If you want to truly grow your business, you need to invite people and companies to move forward. I recently wrote about why it is so important to reach out beyond our own four walls of our organizations to embrace open innovation in my weekly newspaper column. There are a lot of different approaches that companies take to explore and implement partnerships with those innovators who can bring a fresh new technology, product, service or skillset to the table:

Today, as many companies create their growth strategies and look for new opportunities for their products, services and even business models, they often require partnerships and alliances.

In their quest to change the basis of competition and deliver differentiated and meaningful innovation, companies have come to the realization that they need to leverage the capabilities and expertise of others.

Internally, companies have core competencies such as key technologies and skills, core brands and access to distribution channels. Partners can offer the complementary skills and capabilities that don’t exist internally in large part because they aren’t needed by the company on a regular basis.

Companies usually know what they need to execute their strategy. For example, they know they need to define the marketplace opportunities and gaps in unserved (or underserved) segments and expand into new geographies, markets, channels and categories. However, without the right partners to help, it often will not happen according to plan.

Successfully finding and engaging the right partners is not easy, but time and time again we see benefits from reaching out and creating outside relationships to deliver growth. If the relationships are appropriately structured and nurtured, they can often extend the capabilities of the company into new-to-the-company or new-to-the-world areas, increase speed to market with new technologies, products, services and business processes, and lower overall levels of risk.

Often when employees know that they have the flexibility to tap outside skills as necessary, a company that turns to open partnerships has the opportunity to create a more innovative culture — from the “outside in.” Good ideas may not be as easily discounted just because the internal knowledge or expertise doesn’t exist.

Companies just starting with this approach often need to enhance their capabilities to search and find business solutions defined in the context of their innovation efforts. It all begins with exploration. Exploration is the attempt to develop an initial, rough understanding of some phenomenon or some new opportunity areas where customers’ or consumers’ unmet or underserved needs may exist.

Outside explorers or scouts take a systematic approach to facilitate gathering information in the field.

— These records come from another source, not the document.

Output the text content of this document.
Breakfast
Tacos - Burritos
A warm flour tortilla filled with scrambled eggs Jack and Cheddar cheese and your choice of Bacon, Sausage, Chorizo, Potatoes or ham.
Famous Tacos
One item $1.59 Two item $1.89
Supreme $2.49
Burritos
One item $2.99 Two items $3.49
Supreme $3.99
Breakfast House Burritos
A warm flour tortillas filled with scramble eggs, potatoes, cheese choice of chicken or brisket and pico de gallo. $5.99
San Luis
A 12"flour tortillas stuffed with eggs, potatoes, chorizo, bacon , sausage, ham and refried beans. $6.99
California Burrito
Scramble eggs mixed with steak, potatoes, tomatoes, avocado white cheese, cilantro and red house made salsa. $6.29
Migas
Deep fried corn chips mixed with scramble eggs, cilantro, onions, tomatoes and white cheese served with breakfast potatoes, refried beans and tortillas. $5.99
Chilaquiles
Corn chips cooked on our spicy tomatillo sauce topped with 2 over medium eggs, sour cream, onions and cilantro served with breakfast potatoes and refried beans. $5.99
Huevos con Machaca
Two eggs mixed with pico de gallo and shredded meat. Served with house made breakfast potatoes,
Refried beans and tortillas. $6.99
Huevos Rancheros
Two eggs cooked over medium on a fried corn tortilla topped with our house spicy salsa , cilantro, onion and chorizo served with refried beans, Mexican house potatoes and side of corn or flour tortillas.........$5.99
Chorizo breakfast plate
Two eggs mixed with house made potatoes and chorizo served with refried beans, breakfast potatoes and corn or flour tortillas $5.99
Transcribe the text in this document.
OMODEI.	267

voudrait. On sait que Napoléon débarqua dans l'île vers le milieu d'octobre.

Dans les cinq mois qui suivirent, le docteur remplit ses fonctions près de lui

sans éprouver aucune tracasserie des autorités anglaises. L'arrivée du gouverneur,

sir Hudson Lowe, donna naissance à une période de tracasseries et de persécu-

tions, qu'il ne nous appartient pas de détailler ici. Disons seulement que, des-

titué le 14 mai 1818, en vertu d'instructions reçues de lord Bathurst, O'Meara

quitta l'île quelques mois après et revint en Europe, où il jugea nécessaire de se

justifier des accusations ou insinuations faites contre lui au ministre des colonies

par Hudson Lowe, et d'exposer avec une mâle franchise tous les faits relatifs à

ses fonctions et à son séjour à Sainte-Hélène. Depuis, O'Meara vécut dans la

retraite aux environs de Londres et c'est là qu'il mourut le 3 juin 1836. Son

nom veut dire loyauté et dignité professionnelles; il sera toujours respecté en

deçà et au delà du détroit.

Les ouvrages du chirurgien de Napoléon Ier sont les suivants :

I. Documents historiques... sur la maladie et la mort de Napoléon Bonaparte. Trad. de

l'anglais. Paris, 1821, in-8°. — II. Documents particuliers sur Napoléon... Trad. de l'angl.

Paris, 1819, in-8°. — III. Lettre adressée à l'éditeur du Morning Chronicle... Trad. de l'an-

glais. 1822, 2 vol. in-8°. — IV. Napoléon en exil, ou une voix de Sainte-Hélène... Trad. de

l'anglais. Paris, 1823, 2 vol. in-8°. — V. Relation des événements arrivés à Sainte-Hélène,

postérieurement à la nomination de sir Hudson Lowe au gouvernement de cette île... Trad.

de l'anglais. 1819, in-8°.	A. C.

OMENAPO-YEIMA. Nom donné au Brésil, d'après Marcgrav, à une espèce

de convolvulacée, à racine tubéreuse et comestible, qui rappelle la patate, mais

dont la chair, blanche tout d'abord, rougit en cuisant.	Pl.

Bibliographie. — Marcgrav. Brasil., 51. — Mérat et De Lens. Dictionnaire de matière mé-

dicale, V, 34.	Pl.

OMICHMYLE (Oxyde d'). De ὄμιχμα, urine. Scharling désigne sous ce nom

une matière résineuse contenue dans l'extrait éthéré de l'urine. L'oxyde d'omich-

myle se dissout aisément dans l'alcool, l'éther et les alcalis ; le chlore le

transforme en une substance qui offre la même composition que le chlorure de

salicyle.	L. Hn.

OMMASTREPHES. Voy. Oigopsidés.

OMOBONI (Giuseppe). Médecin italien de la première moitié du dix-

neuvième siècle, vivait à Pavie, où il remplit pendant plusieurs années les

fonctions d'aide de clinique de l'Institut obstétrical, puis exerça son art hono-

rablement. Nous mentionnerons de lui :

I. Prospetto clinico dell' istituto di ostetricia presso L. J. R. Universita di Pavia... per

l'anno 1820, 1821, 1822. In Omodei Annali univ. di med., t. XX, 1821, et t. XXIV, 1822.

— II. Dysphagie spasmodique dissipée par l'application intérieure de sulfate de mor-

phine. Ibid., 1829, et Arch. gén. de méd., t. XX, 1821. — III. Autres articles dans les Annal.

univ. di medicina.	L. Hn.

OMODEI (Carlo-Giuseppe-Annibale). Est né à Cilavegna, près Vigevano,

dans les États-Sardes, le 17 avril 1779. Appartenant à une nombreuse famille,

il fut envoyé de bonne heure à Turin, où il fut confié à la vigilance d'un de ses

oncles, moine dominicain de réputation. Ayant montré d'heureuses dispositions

They may be either directed at a specific technological area or undirected, identifying relevant developments in technological “white spaces.”

Often, these explorers rely on formal and informal information sources, including the personal networks of the scouts themselves. They physically search for information, technologies, resources, etc. — looking for new opportunities and technologies to bring back to the organization.

Scouting is only one part of collaborative innovation, but it is an important first step to undertake. Leveraging the capabilities and expertise of others is very important opportunity today and a challenge that you will continue to hear more about in the future.